The isolated RNA was analyzed using quantitative reverse transcription PCR (QRT-PCR).

Several cancer-associated transcripts were targeted:

Melanoma Markers

• Tyrosinase
• MART-1

Esophageal Cancer Markers

• Cytokeratin 19 (CK19)
• Cytokeratin 20 (CK20)

Additional housekeeping genes such as:

• 18S rRNA
• β-GUS
• β-actin

were used for RNA quantification and quality assessment.

Detection of Circulating Tumor-Related RNA

Melanoma RNA Detection

Researchers analyzed serum RNA from patients with advanced melanoma.

Despite using:

• Large serum volumes
• Optimized RNA extraction
• Sensitive QRT-PCR assays
• Multiplex amplification systems

no detectable tyrosinase or MART-1 transcripts were identified in patient serum samples.

Positive controls consistently produced amplification, confirming that assay sensitivity was technically adequate.

Esophageal Cancer RNA Detection

The study also evaluated CK19 and CK20 mRNA expression in plasma from esophageal cancer patients.

Initial single-round RT-PCR showed no reliable detection.

Seminested RT-PCR slightly improved sensitivity but still failed to consistently distinguish cancer patients from control individuals.

Several explanations were proposed:

• Extremely low RNA concentrations
• RNA fragmentation
• Biological variability
• Presence of epithelial RNA markers in noncancer inflammatory conditions such as GERD

Overall, circulating RNA markers lacked sufficient diagnostic specificity and reproducibility.

Mechanisms of Circulating RNA Protection

Evidence Supporting Vesicle Encapsulation

The experiments strongly suggested that extracellular RNA is protected within lipid-containing vesicles rather than through association with DNA.

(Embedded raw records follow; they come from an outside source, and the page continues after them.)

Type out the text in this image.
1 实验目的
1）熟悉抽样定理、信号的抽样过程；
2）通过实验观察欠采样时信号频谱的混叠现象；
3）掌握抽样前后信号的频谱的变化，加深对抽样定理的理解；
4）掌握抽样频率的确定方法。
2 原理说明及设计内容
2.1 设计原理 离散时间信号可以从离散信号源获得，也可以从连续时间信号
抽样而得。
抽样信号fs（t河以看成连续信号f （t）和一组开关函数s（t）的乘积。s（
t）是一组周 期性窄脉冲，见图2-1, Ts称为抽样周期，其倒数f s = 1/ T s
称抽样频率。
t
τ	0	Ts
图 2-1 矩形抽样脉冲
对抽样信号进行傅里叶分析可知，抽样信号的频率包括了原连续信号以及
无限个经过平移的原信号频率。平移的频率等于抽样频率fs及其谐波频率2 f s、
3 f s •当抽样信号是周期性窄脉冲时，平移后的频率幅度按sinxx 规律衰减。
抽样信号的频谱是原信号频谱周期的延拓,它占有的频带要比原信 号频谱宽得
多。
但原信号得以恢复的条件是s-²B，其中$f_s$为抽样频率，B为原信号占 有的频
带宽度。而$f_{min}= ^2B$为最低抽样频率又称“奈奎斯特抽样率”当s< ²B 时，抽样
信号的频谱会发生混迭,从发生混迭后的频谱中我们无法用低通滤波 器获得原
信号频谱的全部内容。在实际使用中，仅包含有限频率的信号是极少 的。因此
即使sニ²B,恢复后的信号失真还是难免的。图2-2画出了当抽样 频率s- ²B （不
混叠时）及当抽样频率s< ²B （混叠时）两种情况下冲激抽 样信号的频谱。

Supporting observations included:

• Resistance to RNase degradation
• Sensitivity to detergent-mediated membrane disruption
• Retention by 0.2 µm filtration
• Failure of RNase-H treatment to degrade RNA

These findings are highly consistent with the biological behavior of:

• Exosomes
• Microvesicles
• Apoptotic bodies

Clinical Implications for Cancer Diagnostics

Advantages of RNA-Based Diagnostics

Circulating RNA offers several theoretical advantages over DNA-based cancer biomarkers:

Tissue Specificity

RNA transcripts can reflect tissue-specific gene expression, potentially helping identify tumor origin.

Higher Copy Number

Each cell contains many RNA transcripts compared with only two copies of genomic DNA.

Dynamic Gene Expression Information

RNA profiles may provide insight into tumor activity and biological behavior.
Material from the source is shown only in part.